Poultry Science (Jan 2025)
In vivo pharmacokinetic and pharmacodynamic study and cutoff of florfenicol against Riemerella anatipestifer in ducks
Abstract
Riemerella anatipestifer causes serious infections, characterized by septicemia and serositis, in ducks and geese. R. anatipestifer is mainly controlled through antimicrobial chemotherapy.
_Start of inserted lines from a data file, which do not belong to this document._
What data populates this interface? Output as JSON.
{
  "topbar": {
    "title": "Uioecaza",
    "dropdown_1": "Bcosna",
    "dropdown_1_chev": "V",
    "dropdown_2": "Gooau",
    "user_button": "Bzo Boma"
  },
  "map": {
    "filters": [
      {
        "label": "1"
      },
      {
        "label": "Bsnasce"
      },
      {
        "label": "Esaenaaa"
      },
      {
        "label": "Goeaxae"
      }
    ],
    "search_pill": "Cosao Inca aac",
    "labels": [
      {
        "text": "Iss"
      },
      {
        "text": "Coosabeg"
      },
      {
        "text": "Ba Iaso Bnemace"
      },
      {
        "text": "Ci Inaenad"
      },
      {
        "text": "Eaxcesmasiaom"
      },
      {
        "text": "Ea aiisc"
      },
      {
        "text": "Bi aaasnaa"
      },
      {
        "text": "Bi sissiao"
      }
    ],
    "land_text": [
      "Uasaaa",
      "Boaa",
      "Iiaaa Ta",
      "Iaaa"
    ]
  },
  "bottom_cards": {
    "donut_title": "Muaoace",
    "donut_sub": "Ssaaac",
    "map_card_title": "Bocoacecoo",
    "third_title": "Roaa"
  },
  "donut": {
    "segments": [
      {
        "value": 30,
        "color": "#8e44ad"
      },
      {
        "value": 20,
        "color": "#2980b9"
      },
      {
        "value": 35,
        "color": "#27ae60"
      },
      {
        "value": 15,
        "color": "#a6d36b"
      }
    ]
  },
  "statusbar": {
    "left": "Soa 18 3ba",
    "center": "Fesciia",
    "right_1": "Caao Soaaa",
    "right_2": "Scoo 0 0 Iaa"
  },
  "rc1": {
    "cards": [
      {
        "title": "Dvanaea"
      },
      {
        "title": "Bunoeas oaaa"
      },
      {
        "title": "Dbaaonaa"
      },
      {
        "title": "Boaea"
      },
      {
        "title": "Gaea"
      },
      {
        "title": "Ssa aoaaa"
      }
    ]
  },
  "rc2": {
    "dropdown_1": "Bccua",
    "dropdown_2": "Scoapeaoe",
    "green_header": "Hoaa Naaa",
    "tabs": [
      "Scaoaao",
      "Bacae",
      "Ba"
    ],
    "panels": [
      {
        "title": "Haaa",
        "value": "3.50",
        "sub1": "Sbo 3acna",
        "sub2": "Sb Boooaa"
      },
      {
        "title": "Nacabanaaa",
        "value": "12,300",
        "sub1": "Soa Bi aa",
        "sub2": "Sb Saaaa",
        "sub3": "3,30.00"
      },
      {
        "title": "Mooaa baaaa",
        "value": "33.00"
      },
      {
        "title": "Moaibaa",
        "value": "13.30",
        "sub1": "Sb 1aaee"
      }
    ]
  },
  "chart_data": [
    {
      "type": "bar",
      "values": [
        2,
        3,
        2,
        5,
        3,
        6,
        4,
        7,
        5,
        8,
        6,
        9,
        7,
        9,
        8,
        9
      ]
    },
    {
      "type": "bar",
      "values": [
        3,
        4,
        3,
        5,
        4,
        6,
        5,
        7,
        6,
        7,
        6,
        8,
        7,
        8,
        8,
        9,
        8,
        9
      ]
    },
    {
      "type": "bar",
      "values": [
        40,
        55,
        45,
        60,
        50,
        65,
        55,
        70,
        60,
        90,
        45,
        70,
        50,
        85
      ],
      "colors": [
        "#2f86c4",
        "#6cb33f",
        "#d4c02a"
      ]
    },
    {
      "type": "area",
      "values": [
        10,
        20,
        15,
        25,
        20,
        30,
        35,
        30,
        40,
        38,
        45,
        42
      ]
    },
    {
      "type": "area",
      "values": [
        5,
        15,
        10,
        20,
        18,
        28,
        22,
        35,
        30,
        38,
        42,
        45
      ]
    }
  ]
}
This study investigated the pharmacokinetic/pharmacodynamic (PK/PD) integration of florfenicol (FF) against R. anatipestifer by establishing a systemic infection model in ducks. For PK studies, FF was administrated intramuscularly (i.m.) at single doses of 2.5, 10, 20, and 40 mg/kg body weight. The concentrations of FF in blood, lung, and liver were determined. FF was rapidly eliminated in R. anatipestifer-infected ducks with T1/2kel values of 1.67, 2.2, and 1.62 h in the plasma, lung, and liver, respectively. For PD analysis, the infected ducks were administered FF via the i.m. route at doses of 5–80 mg/kg body weight, using 2 dosing regimens involving the administration of FF either once or twice over 24 h. The bacteria were counted 24 h after drug administration. Bactericidal effects in tissues (including those of the heart, liver, spleen, lung, kidney, and brain) were achieved at doses of ≥20 mg/kg following 2 i.m. injections of FF within 24 h. The data obtained were fitted to a sigmoidal Emax model. The results demonstrated that AUC24h/minimum inhibitory concentration (MIC) (R2 = 0.930) and Cmax/MIC (R2 = 0.930) were the optimal PK/PD parameters for describing the antibacterial activity of FF. The magnitudes of AUC24h/MIC and Cmax/MIC required to produce a drop of 3 Log10CFU/mL in the bacterial count were 58.56 h and 15.10, respectively. The MIC distribution of 164 R. anatipestifer strains for FF ranged from 0.25 to 16 μg/mL. Both the values of COWT derived from the ECOFFinder program and the COPD based on a 10,000-subject Monte Carlo simulation of FF against R. anatipestifer were 1 μg/mL, confirming that infections caused by strains with MIC ≤ 1 μg/mL could be effectively treated. Our study results may prove useful in optimizing FF regimens to treat R. anatipestifer infections.